It's always a bad sign when a game feels like it takes more of its identity from its developer than its series. The first two Fallout games are uncompromising in their complexity. They feature rich, layered characters fighting for causes that are understandable, flawed and, above all, human. Their combat systems and traversal mechanics work because the games are so good at directing your attention towards the stuff that matters. The ending of 1 is one of the pinnacles of video game storytelling, the highwayman in 2 is one of the best quest rewards ever included in a game. Meanwhile, in Todd Howards house, the Elder Scrolls games have always been inching their way towards quality rather reluctantly. They feature a lack of tuning and mechanical weaknesses aplenty, and this game was probably doomed the second it got into Bethesda's grubby hands.

What made the world of Fallout special back in the 90's was its deep understanding of motivations, consequences and the workings of the human mind. Here in 3, your moral compass is dictated by a popup on the HUD that tells you its good to kill guys you've never met before in broad daylight, they were gonna do something bad later anyway. Meanwhile you'll get lynched in seconds for picking up a fork. I really didn't expect the game to take such a distressingly black-or-white stance so early on, but the problems appear during the opening, which is also way too long. This lack of depth continues to plague the entire rest of the game, up to and including the ending, which is its own can of worms. There is a grand total of one (1) character that feels like a living breathing person (Moira, for the record), and the plot regularly refuses to let you forge your own journey the way I was getting used to with the previous installments.

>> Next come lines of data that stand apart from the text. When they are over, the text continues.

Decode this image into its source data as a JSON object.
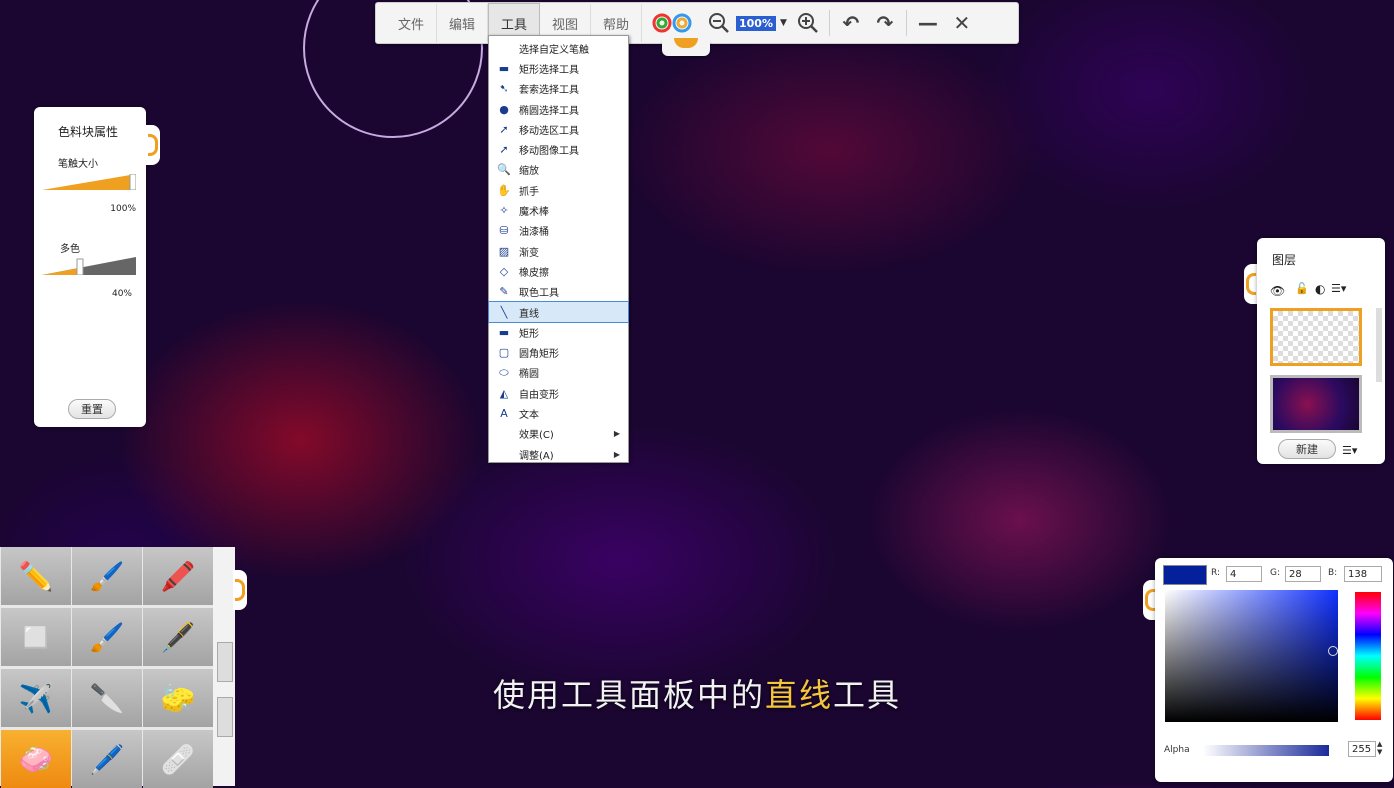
{
  "menubar": {
    "items": [
      "文件",
      "编辑",
      "工具",
      "视图",
      "帮助"
    ],
    "active_index": 2
  },
  "zoom": {
    "value": "100%"
  },
  "tools_menu": {
    "items": [
      {
        "label": "选择自定义笔触",
        "icon": "none-icon"
      },
      {
        "label": "矩形选择工具",
        "icon": "rect-select-icon"
      },
      {
        "label": "套索选择工具",
        "icon": "lasso-icon"
      },
      {
        "label": "椭圆选择工具",
        "icon": "ellipse-select-icon"
      },
      {
        "label": "移动选区工具",
        "icon": "move-selection-icon"
      },
      {
        "label": "移动图像工具",
        "icon": "move-image-icon"
      },
      {
        "label": "缩放",
        "icon": "zoom-icon"
      },
      {
        "label": "抓手",
        "icon": "hand-icon"
      },
      {
        "label": "魔术棒",
        "icon": "magic-wand-icon"
      },
      {
        "label": "油漆桶",
        "icon": "paint-bucket-icon"
      },
      {
        "label": "渐变",
        "icon": "gradient-icon"
      },
      {
        "label": "橡皮擦",
        "icon": "eraser-icon"
      },
      {
        "label": "取色工具",
        "icon": "eyedropper-icon"
      },
      {
        "label": "直线",
        "icon": "line-icon"
      },
      {
        "label": "矩形",
        "icon": "rectangle-icon"
      },
      {
        "label": "圆角矩形",
        "icon": "rounded-rect-icon"
      },
      {
        "label": "椭圆",
        "icon": "ellipse-icon"
      },
      {
        "label": "自由变形",
        "icon": "free-transform-icon"
      },
      {
        "label": "文本",
        "icon": "text-icon"
      },
      {
        "label": "效果(C)",
        "icon": "none-icon",
        "submenu": true
      },
      {
        "label": "调整(A)",
        "icon": "none-icon",
        "submenu": true
      }
    ],
    "selected_index": 13
  },
  "brush_props": {
    "title": "色料块属性",
    "size_label": "笔触大小",
    "size_value": "100%",
    "color_label": "多色",
    "color_value": "40%",
    "reset_label": "重置"
  },
  "layers": {
    "title": "图层",
    "new_label": "新建"
  },
  "color": {
    "swatch": "#04209a",
    "r_label": "R:",
    "g_label": "G:",
    "b_label": "B:",
    "r": "4",
    "g": "28",
    "b": "138",
    "alpha_label": "Alpha",
    "alpha": "255"
  },
  "subtitle": {
    "before": "使用工具面板中的",
    "highlight": "直线",
    "after": "工具"
  }
}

It's not just in the writing department Fallout 3 disappoints though, the game design can't keep up either. The concrete nature of the world and the freedom you have to explore it means you're never really given any sense of purpose or direction. Your goals never feel like more than markers you walk towards in a straight line, and the quests feel gamified in a degrading sort of way. This problem is amplified by the world being totally devoid of life, landmarks and mysticism. There is nothing pulling your attention towards interesting things except the compass bar at the bottom, and that creates extremely stagnant traversal. Even the gameplay minutae suffers. The importance of the different stats are scaled back, resulting in a frustratingly inconsequential character creator. And my god are the repair and speech skills so fucking annoying. The weapons degrading makes all weapons appear useless on first inspection, and the simplistic dialogue structure is perhaps the biggest insult to Fallout in this entire game.

Overall, Fallout 3's biggest sin is how much it strays from what makes Fallout Fallout, without substituting anything of its own. It falls behind in characterwork, in plot progression and pacing, and, most egregious of all, even the gameplay. The latter of which is most baffling considering the time gap between 2 and 3, but it's ultimately the thematic depth which dooms this game, or the lack there of. Its focus is more on the bloody kills and trashy shooter action, and it doesn't even nail those parts. And the ending fucking sucks man, how did anyone ever approve of this, what the fuck.